В то утро дневки не было. Роте выдали оружие и вручили приказ на новый тридцатикилометровый формированный бросок.
Тем же вечером дядя Саша водил их в первую контратаку. Прорвавшийся враг был остановлен, но многие из них тогда не вернулись…
– Подтяни-ись! – подбодрил парней дядя Саша, прислушиваясь к разреженным шагам на дороге.
На взгорке возле крайней избы старшой остановился. Сквозь перехлест дождя из окон бил яркий и ровный электрический свет, выхватывавший из темноты мокрый почерневший штакетник, за которым в палисаднике взахлеб булькала переполненная кадка. Один по одному к избе молча подходили все остальные. Иван Бейный снял с плеча свою «иерихонскую», опрокинул раструбом книзу и вылил скопившуюся воду. Почуяв за воротами чужих, во дворе загремела цепью, заметалась собака. На ее хриплый, остервенелый брех в коридоре послышались шлепающие шажки, громыхнул деревянный засов, и в освещенных дверях появилась девушка в долгополом халате.
– Ой, кто это? – отпрянула она, увидев сверкавшие на свету трубы.
– Бременские музыканты, – нарочитым басом отозвался Ромка, всегда готовый потрепаться с девчатами.
– Ой, ничего я не знаю! Ma, a ма! – Девушка убежала, бросив дверь открытой. – Ma, там пришли-и…
В распахнутом коридоре были видны клеенчатый конторский диван с высокой спинкой, лопушистый фикус, белые цинковые ведра на деревянной скамье. Серый кот клубком спал на лоскутном коврике, постланном у порога на чистом крашеном полу. Потревоженный кот вытянул передние лапы в сладком зевке, поцарапал коврик и недоуменно уставился на незнакомых людей, столпившихся у крыльца.
– Ну как, братва, слабаем?
– Рванем!
– Ой, давайте, давайте! – Студентки забили в ладоши.
На пороге кухни появился Ромка, по-хозяйски навалясь на косяк, возбужденно сказал:
– Шеф, там девчонки шейк просят сбацать.
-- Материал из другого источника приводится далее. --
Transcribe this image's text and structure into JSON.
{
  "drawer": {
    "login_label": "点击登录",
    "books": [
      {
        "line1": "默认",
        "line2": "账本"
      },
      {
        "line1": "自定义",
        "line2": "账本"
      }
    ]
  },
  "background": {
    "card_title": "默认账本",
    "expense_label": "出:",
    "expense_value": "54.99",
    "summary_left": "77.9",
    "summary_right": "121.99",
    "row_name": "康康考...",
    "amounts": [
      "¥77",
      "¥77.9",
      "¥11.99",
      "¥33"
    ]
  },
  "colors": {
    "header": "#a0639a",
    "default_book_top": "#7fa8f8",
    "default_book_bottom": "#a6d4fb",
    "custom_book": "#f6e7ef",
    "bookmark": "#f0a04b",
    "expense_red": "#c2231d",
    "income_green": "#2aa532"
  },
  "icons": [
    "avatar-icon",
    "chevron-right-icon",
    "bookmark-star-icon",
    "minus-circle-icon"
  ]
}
Как смотришь?
Дядя Саша даже не понял сразу, о чем говорил ему Ромка.
Он не сразу оторвался от окна, посмотрел на него каким-то невидящим взглядом и опять отвернулся. Ромка озадаченно помолчал и спросил уже потише, поспокойней:
– Дядь Саш? А дядь Саш? Поиграть можно?
Тут подала голос старуха, она уловила Ромкин вопрос и, тронув дядю Сашу за руку, тоже попросила:
– Сыграй, милай, сыграй. У нас прежде в дому завсегда весело было. Лексей музыку любил. Он гармошку и на фронт забрал. Я ну его укорять: Леша, сынок, куда ж ты ношу такую, помеху-то? Будет ли тебе там когда играть? А он смеется: сгодится, мама, сгодится. Ну, да он и там время отыщет, он такой… Дак и Коля тоже любил… Сыграй, милай, сыграй.
Дядя Саша пристально вгляделся в старуху и услышал ее. В раздумье повернулся, посмотрел в вопрошающие Ромкины глаза, сказал негромко:
– Давай, правда, сыграем, Роман. – И убежденно добавил, вставая: – Несите-ка инструменты.
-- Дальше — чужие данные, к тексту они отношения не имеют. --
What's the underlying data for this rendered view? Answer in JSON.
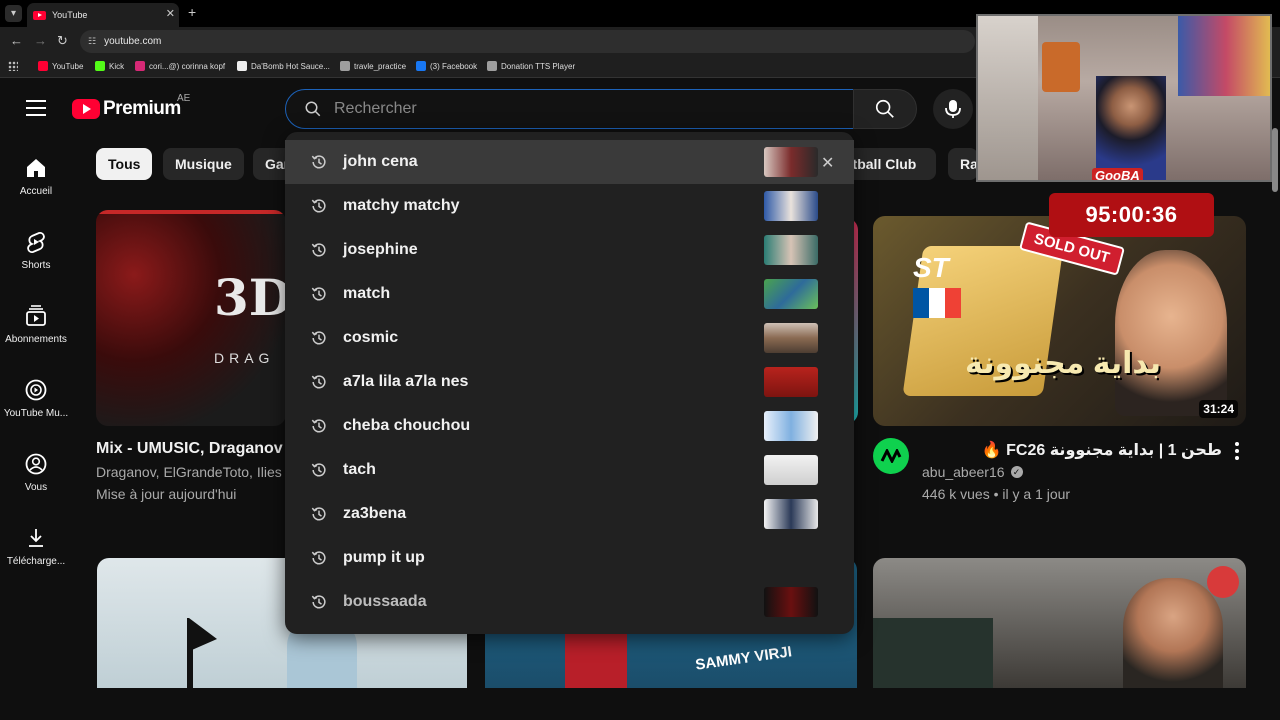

В комнате притихшие было ребята сразу загалдели, загремели стульями, живо вышли в сени за трубами. Подали и дяде Саше его черный чехол, и он вслед за Пелагеей шагнул в горницу. И старуха приковыляла, села в сторонку к окошку. Девчата уже поспешно составляли к стене стол, стулья, освобождали место под танцы.
– Ты что ж, Сим, так и будешь в тренировочном костюме?
– А что? Шейк ведь! Вон и Вера в халате.
– Я не буду, – замялась Вера. – Я не умею такие.
– Ну что ты! Чего тут уметь. Пойдем, пойдем, я тоже туфли надену.
И девушки скрылись за занавеской.
– А ты почему не взял инструмент? – Дядя Саша покосился на Сохина, в стороне жевавшего яблоко.
– Да я потанцую. Хватит вам и одного альта.
– Ты мне нужен как раз. Иди возьми.
Сохин передернул плечами, недовольно вышел.
Ребята, каждый со своим инструментом, окружив старшего, изготовились, поглядывали, как он распускал на чехле завязку, как не спеша обнажал свой прекрасный, сверкавший чистотой корнет. Делал он это как никогда торжественно, сосредоточенно, будто незрячий. Принаряженные девчата, сдержанно переговариваясь, расселись возле Пелагеи, и та участливо осматривала их прически и платья.
Дядя Саша постучал ногтем по корнету.
Трубы замерли в изготовке.
И, глядя вниз, на свои пальцы, что уже лежали на клапанах, выждав паузу, он объявил, разделяя слова:
– Шопен… Соната… номер… два.
Какое-то время оркестранты смятенно смотрели на старшого, глазами, немотой своей как бы спрашивая: какая соната? При чем тут соната? Кто-то удивленно шепнул: «Чего это он?» Девчата тоже переглянулись. И только Пелагея, ничего не поняв, продолжала улыбаться и радостно ожидать музыки.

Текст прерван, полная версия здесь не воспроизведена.